Wheat prices are falling on the back of improved production forecasts from major exporting countries and a lack of good news to support prices. Recent rain and snow across the US Plains has alleviated drought concerns and crop condition scores have risen across the main grain growing states.

Russia also increased its forecast for wheat in 2021-22 by 3.1m tonnes, up to 79.3m tonnes due to recent favourable weather reducing the winter kill estimate to 9.9%, down from 16%.

The Ukraine's estimated wheat production for next year is 75m tonnes, which is well up on their 65.5m tonnes in 2020. It had reported that 98% of its winter wheat is in 'good' condition. In 2022-21, Ukraine's grain exports are expected to be around 45.5m tonnes, compared to 57m tonnes in 2019 – for 2021-22 are forecast to be around 53m tonnes.

The EU estimated its 2021-22 wheat production will be 136.8m tonnes for the EU-27. If realized, this would be 12.4m tonnes higher than last season and 4% above the five-year average.

Much of Europe saw little winter kill this year and there are few drought concerns. Forecasters have now increased the 2021 EU wheat yield estimate to 5.67t/ha, up from 5.5t/ha in 2020. If realized, this would be 3.5% higher than the five-year average of 5.47t/ha.

Predictions of higher wheat production will be partly off-set by an increase in consumption, expected to be up 17.3m tonnes to 777.6m tonnes. Overall, world wheat stocks are seen rising by 12m tonnes, which will offset the fall in maize stocks – but all these estimates, of course, will depend on good weather in the future to ensure higher production figures can be realised.

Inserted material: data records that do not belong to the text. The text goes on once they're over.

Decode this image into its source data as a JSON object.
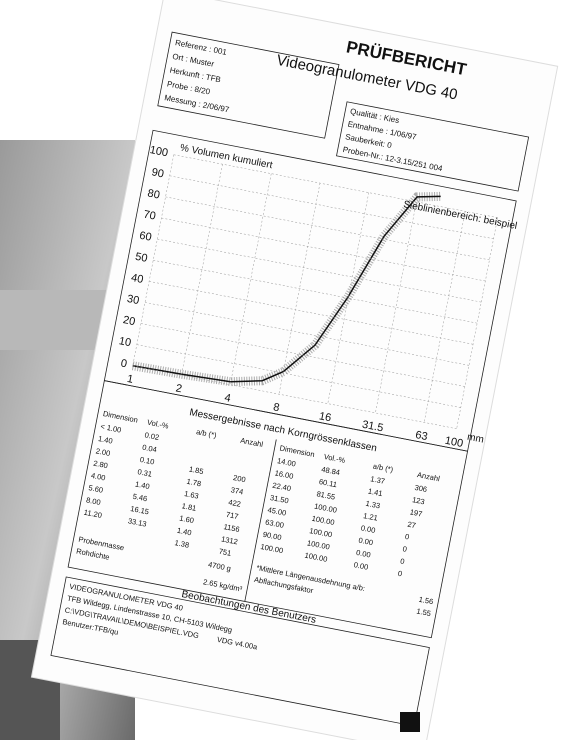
{
  "header": {
    "title": "PRÜFBERICHT",
    "subtitle": "Videogranulometer VDG 40"
  },
  "sample_info": [
    "Referenz : 001",
    "Ort : Muster",
    "Herkunft : TFB",
    "Probe : 8/20",
    "Messung : 2/06/97"
  ],
  "quality_info": [
    "Qualität : Kies",
    "Entnahme : 1/06/97",
    "Sauberkeit: 0",
    "Proben-Nr.: 12-3.15/251 004"
  ],
  "chart": {
    "y_axis_label": "% Volumen kumuliert",
    "range_label": "Sieblinienbereich: beispiel",
    "y_labels": [
      "100",
      "90",
      "80",
      "70",
      "60",
      "50",
      "40",
      "30",
      "20",
      "10",
      "0"
    ],
    "x_labels": [
      "1",
      "2",
      "4",
      "8",
      "16",
      "31.5",
      "63",
      "100"
    ],
    "x_unit": "mm"
  },
  "results": {
    "title": "Messergebnisse nach Korngrössenklassen",
    "columns": [
      "Dimension",
      "Vol.-%",
      "a/b (*)",
      "Anzahl"
    ],
    "left_rows": [
      {
        "dimension": "< 1.00",
        "vol": "0.02"
      },
      {
        "dimension": "1.40",
        "vol": "0.04"
      },
      {
        "dimension": "2.00",
        "vol": "0.10",
        "ab": "1.85",
        "anzahl": "200"
      },
      {
        "dimension": "2.80",
        "vol": "0.31",
        "ab": "1.78",
        "anzahl": "374"
      },
      {
        "dimension": "4.00",
        "vol": "1.40",
        "ab": "1.63",
        "anzahl": "422"
      },
      {
        "dimension": "5.60",
        "vol": "5.46",
        "ab": "1.81",
        "anzahl": "717"
      },
      {
        "dimension": "8.00",
        "vol": "16.15",
        "ab": "1.60",
        "anzahl": "1156"
      },
      {
        "dimension": "11.20",
        "vol": "33.13",
        "ab": "1.40",
        "anzahl": "1312"
      },
      {
        "ab": "1.38",
        "anzahl": "751"
      }
    ],
    "right_rows": [
      {
        "dimension": "14.00",
        "vol": "48.84",
        "ab": "1.37",
        "anzahl": "306"
      },
      {
        "dimension": "16.00",
        "vol": "60.11",
        "ab": "1.41",
        "anzahl": "123"
      },
      {
        "dimension": "22.40",
        "vol": "81.55",
        "ab": "1.33",
        "anzahl": "197"
      },
      {
        "dimension": "31.50",
        "vol": "100.00",
        "ab": "1.21",
        "anzahl": "27"
      },
      {
        "dimension": "45.00",
        "vol": "100.00",
        "ab": "0.00",
        "anzahl": "0"
      },
      {
        "dimension": "63.00",
        "vol": "100.00",
        "ab": "0.00",
        "anzahl": "0"
      },
      {
        "dimension": "90.00",
        "vol": "100.00",
        "ab": "0.00",
        "anzahl": "0"
      },
      {
        "dimension": "100.00",
        "vol": "100.00",
        "ab": "0.00",
        "anzahl": "0"
      }
    ],
    "probenmasse": {
      "label": "Probenmasse",
      "value": "4700 g"
    },
    "rohdichte": {
      "label": "Rohdichte",
      "value": "2.65 kg/dm³"
    },
    "notes": [
      {
        "label": "*Mittlere Längenausdehnung a/b:",
        "value": "1.56"
      },
      {
        "label": "Abflachungsfaktor",
        "value": "1.55"
      }
    ]
  },
  "observations": {
    "title": "Beobachtungen des Benutzers"
  },
  "footer": {
    "lines": [
      "VIDEOGRANULOMETER VDG 40",
      "TFB Wildegg, Lindenstrasse 10, CH-5103 Wildegg",
      "C:\\VDG\\TRAVAIL\\DEMO\\BEISPIEL.VDG",
      "Benutzer:TFB/qu"
    ],
    "version": "VDG v4.00a"
  }
}
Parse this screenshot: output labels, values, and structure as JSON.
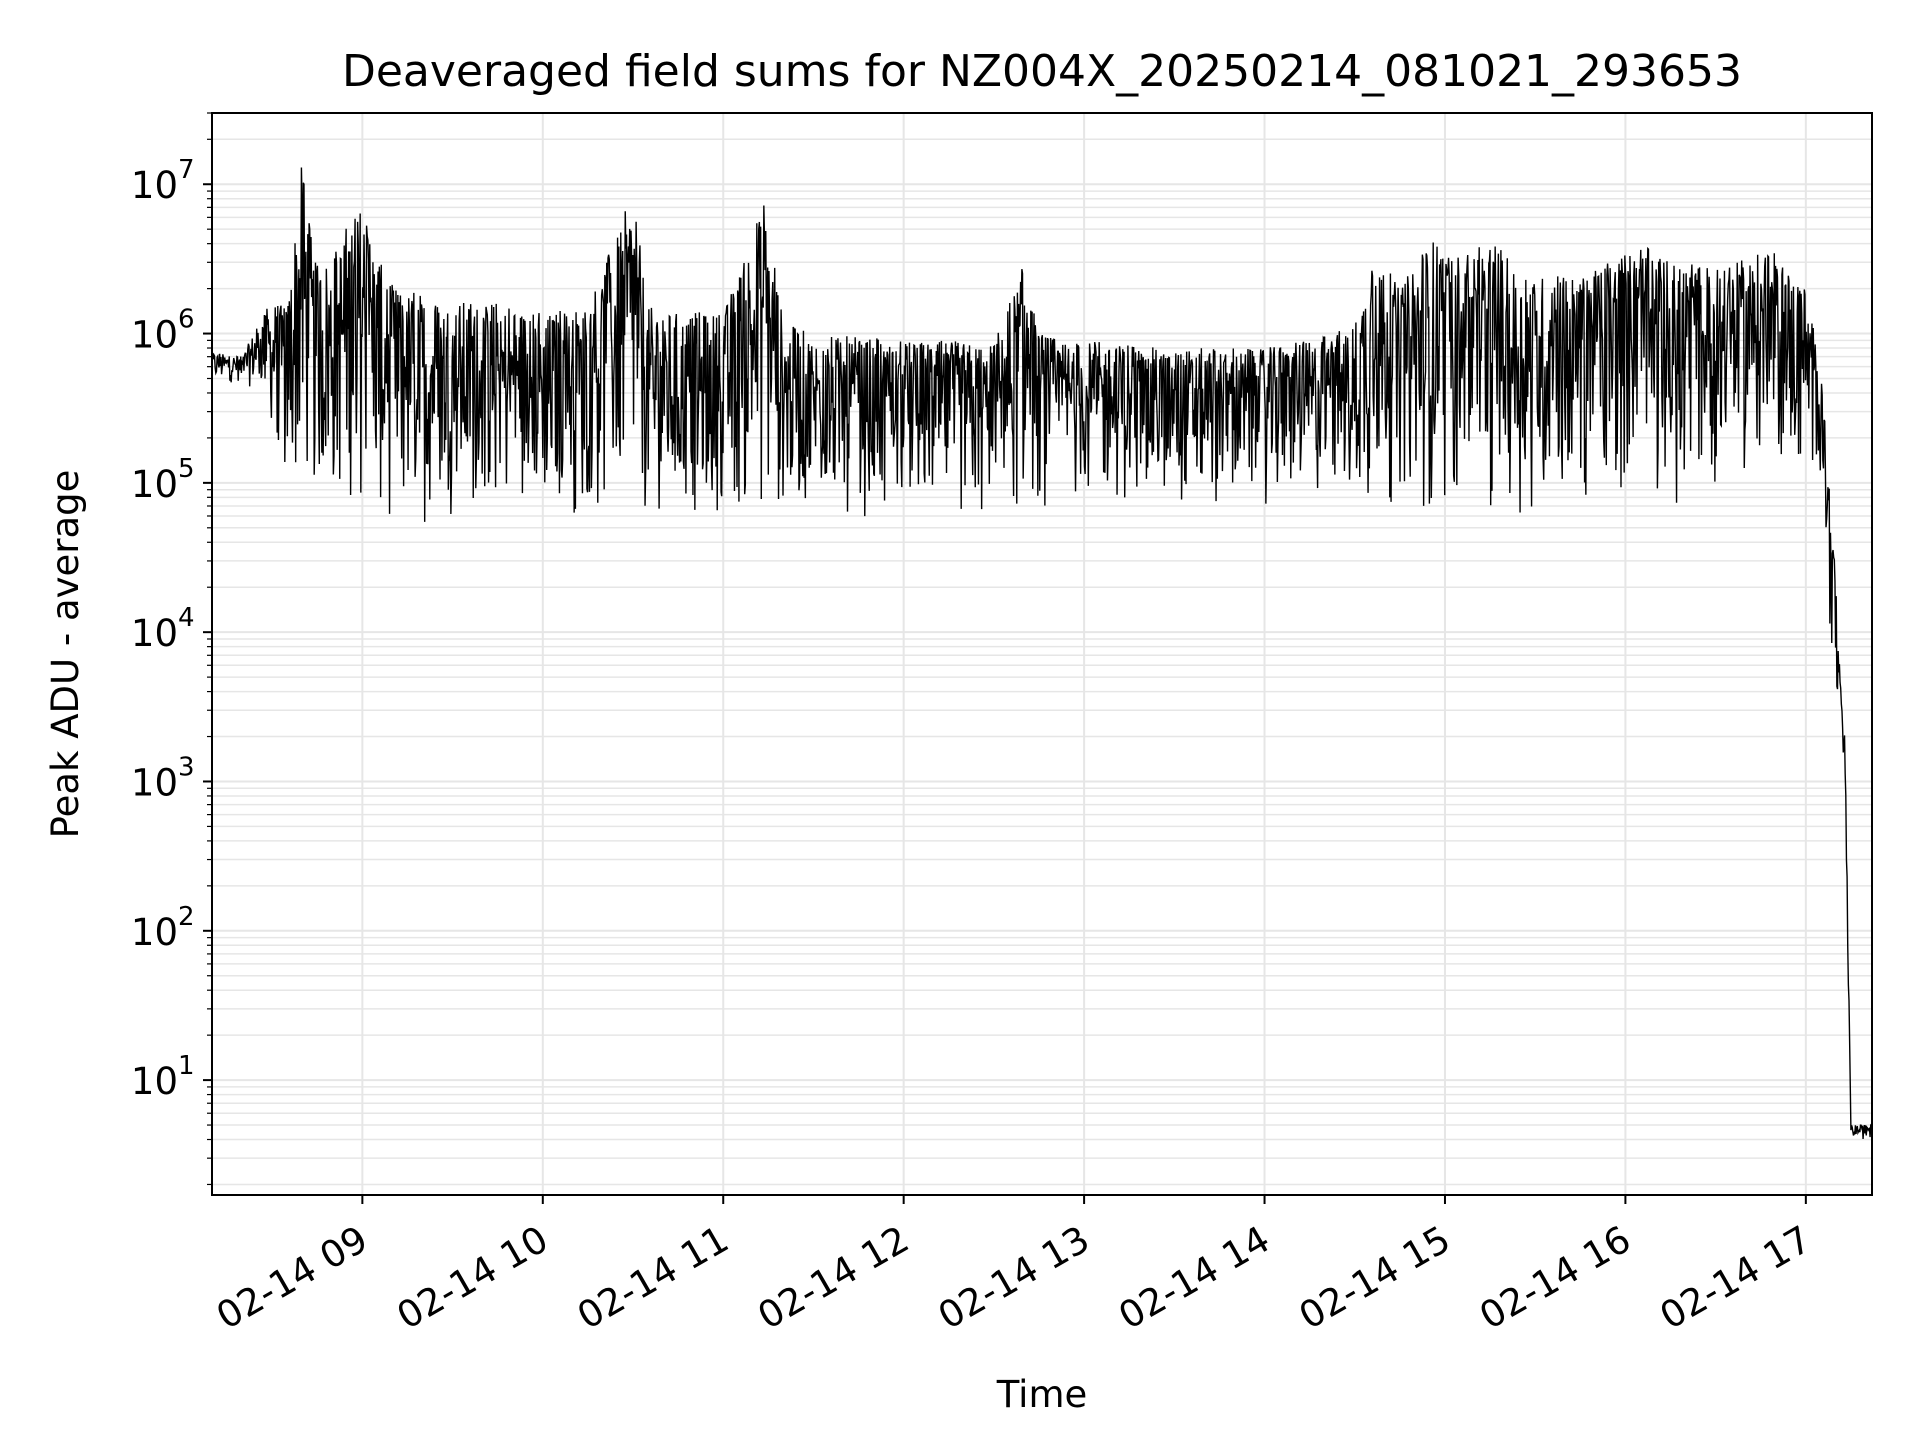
{
  "chart_data": {
    "type": "line",
    "title": "Deaveraged field sums for NZ004X_20250214_081021_293653",
    "xlabel": "Time",
    "ylabel": "Peak ADU - average",
    "yscale": "log",
    "grid": true,
    "line_color": "#000000",
    "grid_color": "#e6e6e6",
    "x_ticks": [
      "02-14 09",
      "02-14 10",
      "02-14 11",
      "02-14 12",
      "02-14 13",
      "02-14 14",
      "02-14 15",
      "02-14 16",
      "02-14 17"
    ],
    "y_ticks": [
      {
        "base": "10",
        "exp": "1"
      },
      {
        "base": "10",
        "exp": "2"
      },
      {
        "base": "10",
        "exp": "3"
      },
      {
        "base": "10",
        "exp": "4"
      },
      {
        "base": "10",
        "exp": "5"
      },
      {
        "base": "10",
        "exp": "6"
      },
      {
        "base": "10",
        "exp": "7"
      }
    ],
    "xlim": [
      "2025-02-14 08:10",
      "2025-02-14 17:22"
    ],
    "ylim": [
      1.7,
      30000000
    ],
    "series": [
      {
        "x": [
          "2025-02-14 08:10",
          "2025-02-14 08:20",
          "2025-02-14 08:28",
          "2025-02-14 08:30",
          "2025-02-14 08:35",
          "2025-02-14 08:40",
          "2025-02-14 08:44",
          "2025-02-14 08:50",
          "2025-02-14 09:00",
          "2025-02-14 09:08",
          "2025-02-14 09:15",
          "2025-02-14 09:30",
          "2025-02-14 09:45",
          "2025-02-14 10:00",
          "2025-02-14 10:15",
          "2025-02-14 10:30",
          "2025-02-14 10:35",
          "2025-02-14 10:45",
          "2025-02-14 11:00",
          "2025-02-14 11:14",
          "2025-02-14 11:20",
          "2025-02-14 11:30",
          "2025-02-14 11:45",
          "2025-02-14 12:00",
          "2025-02-14 12:15",
          "2025-02-14 12:30",
          "2025-02-14 12:40",
          "2025-02-14 12:45",
          "2025-02-14 13:00",
          "2025-02-14 13:15",
          "2025-02-14 13:30",
          "2025-02-14 13:45",
          "2025-02-14 14:00",
          "2025-02-14 14:15",
          "2025-02-14 14:30",
          "2025-02-14 14:36",
          "2025-02-14 14:45",
          "2025-02-14 14:55",
          "2025-02-14 15:05",
          "2025-02-14 15:15",
          "2025-02-14 15:25",
          "2025-02-14 15:35",
          "2025-02-14 15:45",
          "2025-02-14 15:55",
          "2025-02-14 16:05",
          "2025-02-14 16:15",
          "2025-02-14 16:25",
          "2025-02-14 16:35",
          "2025-02-14 16:45",
          "2025-02-14 16:50",
          "2025-02-14 17:00",
          "2025-02-14 17:05",
          "2025-02-14 17:08",
          "2025-02-14 17:10",
          "2025-02-14 17:12",
          "2025-02-14 17:13",
          "2025-02-14 17:15",
          "2025-02-14 17:16",
          "2025-02-14 17:22"
        ],
        "min": [
          450000,
          470000,
          350000,
          200000,
          90000,
          60000,
          70000,
          60000,
          70000,
          50000,
          45000,
          60000,
          55000,
          60000,
          55000,
          55000,
          50000,
          50000,
          55000,
          50000,
          60000,
          55000,
          50000,
          55000,
          50000,
          45000,
          55000,
          60000,
          70000,
          65000,
          70000,
          70000,
          65000,
          70000,
          65000,
          60000,
          70000,
          60000,
          60000,
          60000,
          60000,
          65000,
          65000,
          70000,
          90000,
          45000,
          80000,
          100000,
          120000,
          110000,
          100000,
          100000,
          8000,
          3000,
          1300,
          800,
          4,
          4,
          4
        ],
        "max": [
          750000,
          700000,
          1500000,
          1500000,
          1600000,
          15000000,
          3000000,
          3500000,
          8000000,
          2200000,
          2000000,
          1700000,
          1600000,
          1400000,
          1500000,
          9000000,
          1500000,
          1400000,
          1400000,
          8000000,
          1200000,
          1000000,
          950000,
          900000,
          900000,
          850000,
          3000000,
          1000000,
          900000,
          850000,
          800000,
          800000,
          800000,
          900000,
          1200000,
          4000000,
          2000000,
          4500000,
          3500000,
          4500000,
          2500000,
          2500000,
          2500000,
          3500000,
          4000000,
          3000000,
          3000000,
          3000000,
          3500000,
          3500000,
          2000000,
          600000,
          100000,
          20000,
          3000,
          2000,
          5,
          5,
          5
        ]
      }
    ]
  }
}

Weekly wheat export sales for the US were 344,000 tonnes, taking the season’s total sold to almost 93% of the surplus estimated by the USDA.

EU weekly wheat exports were strong at 670,000 tonnes and this takes the total exported to 19.34m tonnes. The export pace over the past month has been up to 687,000 tonnes per week, which is 287,000 tonnes per week more than is needed to meet the recently revised target of 25.2m tonnes for the season.

The International Grains Council produced its latest total grain production figures and their global production figure for 2020-21 was raised by 9m tonnes to 2224m tonnes and it estimates a record production for 2021-22 amounting to 2287m tonnes. This record crop will be a rise of 63m tonnes on the revised 2020-21 production figure.

Even with the increased production this season, rises in both trade and consumption figures have resulted in carryover stocks down 2m tonnes to 609m tonnes. Carryover stocks are predicted to remain the same for 2021-22, with increased consumption offsetting rises in production.